The Trinity Challenge is a charity supporting the creation of data-driven solutions to help protect against global health threats.

Our Vision for Change

We believe data and analytics hold the key to building effective, affordable, and scalable solutions to current and future pandemics and health emergencies.

Our Mission

We support data-driven solutions that will help the world prepare for and respond to global outbreaks and health emergencies. We’re committed to working with governments, individuals and organisations across the world, to help improve our resilience against current and future threats to global health.

Our Challenges

The Trinity Challenge was founded in response to the COVID-19 pandemic, which highlighted a global need to be better prepared to tackle healthcare emergencies. 

Our inaugural Challenge on Pandemic Preparedness and Response asked teams to deliver data-driven solutions to predict, respond to and recover from pandemics. The Challenge received applications from 340 teams across 60 countries and distributed a prize fund of £5.7 million across eight winning initiatives.

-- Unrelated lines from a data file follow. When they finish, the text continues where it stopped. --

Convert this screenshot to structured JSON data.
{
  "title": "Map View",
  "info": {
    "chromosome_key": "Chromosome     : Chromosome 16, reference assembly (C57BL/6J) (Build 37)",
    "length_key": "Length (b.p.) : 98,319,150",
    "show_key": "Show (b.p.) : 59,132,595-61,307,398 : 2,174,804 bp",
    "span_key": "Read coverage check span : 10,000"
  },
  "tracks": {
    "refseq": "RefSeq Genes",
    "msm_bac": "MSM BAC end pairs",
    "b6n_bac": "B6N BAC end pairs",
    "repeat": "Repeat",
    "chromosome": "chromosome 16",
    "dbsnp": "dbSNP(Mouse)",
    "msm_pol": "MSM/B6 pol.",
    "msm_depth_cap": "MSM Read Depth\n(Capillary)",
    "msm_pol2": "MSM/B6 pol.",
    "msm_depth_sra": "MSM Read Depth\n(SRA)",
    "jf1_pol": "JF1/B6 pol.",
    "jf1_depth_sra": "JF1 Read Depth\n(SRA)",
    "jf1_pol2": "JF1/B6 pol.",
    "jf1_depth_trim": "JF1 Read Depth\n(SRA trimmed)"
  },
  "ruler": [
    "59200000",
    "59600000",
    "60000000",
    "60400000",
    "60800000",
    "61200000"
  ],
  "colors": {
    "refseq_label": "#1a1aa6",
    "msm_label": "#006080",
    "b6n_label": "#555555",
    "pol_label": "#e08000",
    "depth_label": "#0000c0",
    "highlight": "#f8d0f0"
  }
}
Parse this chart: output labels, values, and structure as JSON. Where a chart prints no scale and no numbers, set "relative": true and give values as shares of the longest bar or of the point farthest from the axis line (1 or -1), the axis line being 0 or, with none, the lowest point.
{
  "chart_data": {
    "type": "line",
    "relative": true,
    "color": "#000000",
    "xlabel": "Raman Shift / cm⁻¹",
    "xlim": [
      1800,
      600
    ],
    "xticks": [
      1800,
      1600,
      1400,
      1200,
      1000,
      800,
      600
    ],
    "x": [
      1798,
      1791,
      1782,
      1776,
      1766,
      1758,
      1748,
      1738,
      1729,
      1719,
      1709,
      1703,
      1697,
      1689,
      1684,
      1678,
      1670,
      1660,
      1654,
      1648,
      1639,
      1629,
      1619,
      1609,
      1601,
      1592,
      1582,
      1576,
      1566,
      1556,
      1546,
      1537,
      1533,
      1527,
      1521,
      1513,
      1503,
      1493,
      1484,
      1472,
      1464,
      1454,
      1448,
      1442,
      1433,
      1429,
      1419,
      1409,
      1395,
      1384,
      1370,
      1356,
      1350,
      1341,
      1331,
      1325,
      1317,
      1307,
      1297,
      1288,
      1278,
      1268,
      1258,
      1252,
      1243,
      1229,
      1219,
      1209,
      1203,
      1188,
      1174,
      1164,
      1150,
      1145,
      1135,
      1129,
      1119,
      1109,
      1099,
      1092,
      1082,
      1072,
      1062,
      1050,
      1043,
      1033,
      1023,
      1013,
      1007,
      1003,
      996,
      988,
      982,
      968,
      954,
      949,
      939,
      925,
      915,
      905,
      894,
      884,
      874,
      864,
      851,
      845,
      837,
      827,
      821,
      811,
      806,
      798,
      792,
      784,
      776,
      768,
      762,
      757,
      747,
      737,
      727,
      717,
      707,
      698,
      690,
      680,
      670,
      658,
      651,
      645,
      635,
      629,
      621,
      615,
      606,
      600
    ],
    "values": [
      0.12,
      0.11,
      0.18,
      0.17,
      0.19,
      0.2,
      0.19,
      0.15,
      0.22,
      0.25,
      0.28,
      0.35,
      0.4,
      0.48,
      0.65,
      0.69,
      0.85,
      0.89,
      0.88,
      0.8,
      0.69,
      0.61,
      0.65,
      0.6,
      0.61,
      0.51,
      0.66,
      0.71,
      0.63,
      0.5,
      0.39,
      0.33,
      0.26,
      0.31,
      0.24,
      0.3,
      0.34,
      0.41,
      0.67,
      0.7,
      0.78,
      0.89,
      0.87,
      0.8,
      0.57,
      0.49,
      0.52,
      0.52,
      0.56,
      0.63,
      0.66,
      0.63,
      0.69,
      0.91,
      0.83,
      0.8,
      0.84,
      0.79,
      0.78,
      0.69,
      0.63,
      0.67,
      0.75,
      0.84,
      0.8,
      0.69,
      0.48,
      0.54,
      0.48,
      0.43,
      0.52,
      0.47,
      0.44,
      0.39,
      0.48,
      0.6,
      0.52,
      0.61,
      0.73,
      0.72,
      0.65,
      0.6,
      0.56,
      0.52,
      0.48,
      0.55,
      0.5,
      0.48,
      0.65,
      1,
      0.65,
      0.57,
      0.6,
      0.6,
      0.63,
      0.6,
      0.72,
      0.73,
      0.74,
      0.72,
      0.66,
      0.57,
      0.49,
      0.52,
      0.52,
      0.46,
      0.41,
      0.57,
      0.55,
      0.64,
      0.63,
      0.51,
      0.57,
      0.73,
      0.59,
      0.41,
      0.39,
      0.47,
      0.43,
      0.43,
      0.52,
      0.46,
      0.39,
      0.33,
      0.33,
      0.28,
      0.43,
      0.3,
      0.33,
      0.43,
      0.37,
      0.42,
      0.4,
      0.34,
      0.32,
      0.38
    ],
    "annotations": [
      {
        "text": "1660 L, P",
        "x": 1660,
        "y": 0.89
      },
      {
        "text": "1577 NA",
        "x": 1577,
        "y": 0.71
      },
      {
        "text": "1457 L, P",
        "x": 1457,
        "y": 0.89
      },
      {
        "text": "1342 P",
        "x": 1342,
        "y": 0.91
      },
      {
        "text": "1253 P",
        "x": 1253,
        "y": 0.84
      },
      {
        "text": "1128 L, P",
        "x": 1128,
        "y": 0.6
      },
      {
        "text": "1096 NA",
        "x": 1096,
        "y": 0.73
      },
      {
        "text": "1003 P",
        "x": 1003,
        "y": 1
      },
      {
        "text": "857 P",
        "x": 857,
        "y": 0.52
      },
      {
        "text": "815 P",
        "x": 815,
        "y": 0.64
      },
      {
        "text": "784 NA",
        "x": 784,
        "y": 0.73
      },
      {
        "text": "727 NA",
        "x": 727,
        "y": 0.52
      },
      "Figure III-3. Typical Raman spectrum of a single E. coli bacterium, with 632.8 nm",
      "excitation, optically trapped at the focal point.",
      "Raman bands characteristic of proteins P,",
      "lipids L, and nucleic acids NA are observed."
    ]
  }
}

Following its success, our second Challenge was a call to the world’s best and brightest minds for data-driven solutions that would protect the power of antibiotics. The Trinity Challenge on Antimicrobial Resistance  received 285 applications from teams in 57 countries and distributed a prize fund of £2.7 million to four winning initiatives.

In 2025, as part of our continued work on antimicrobial resistance, we launched The Trinity Challenge on Community Access to Effective Antibiotics. This Challenge welcomed outstanding, data-driven solutions from teams working in low- and middle-income countries to address the issues of antibiotic stock control and substandard and falsified oral antibiotics. The Challenge received 171applications from teams in 51 countries and distributed a prize fund of £1 million to two winning initiatives.

Our Convenor

Dame Sally Davies

Dame Sally Davies is the 40th Master of Trinity College, Cambridge University and the first woman to hold the post. She was appointed as the UK Government’s Special Envoy on Antimicrobial Resistance (AMR) in 2019.

Dame Sally was the Chief Medical Officer for England and Senior Medical Advisor to the UK Government from 2010-2019. She is a leading figure in global health, having served as a member of the World Health Organisation (WHO) Executive Board 2014-2016, and as co-convener of the United Nations Inter-Agency Co-ordination Group (IACG) on AMR, reporting in 2019. In November 2020, Dame Sally was announced as an inaugural member of the new UN Global Leaders Group on AMR, serving alongside Heads of State, Ministers, and prominent figures from around the world to advocate for action on AMR.

In the 2020 New Year Honours, Dame Sally became the second woman to be appointed Dame Grand Cross of the Order of the Bath (GCB) for services to public health and research, having received her DBE in 2009. She was elected Fellow of the Royal Society in 2014 and a member of the National Academy of Medicine, USA in 2015.

Our Three Foundational Principles:

Inclusivity

Our shared vulnerability to health emergencies means resilience is a global necessity – and our solutions need to reflect this scope and potential for scalability.

Collaboration

Actions arising from silo & solo thinking are unlikely to provide the answers we need. We understand that cooperation is of paramount importance, to ensure we don’t lose momentum as pandemics emerge and recede over time. 

The Trinity Challenge is catalysing the collision between public health and technology, enabling teams to connect and contribute insights that will translate into global public goods.

Innovation

Data can unlock breakthrough discoveries to inform how we should act in order to improve outcomes. With the right analytical minds and data sources, we can and must develop new ways of protecting ourselves against health emergencies.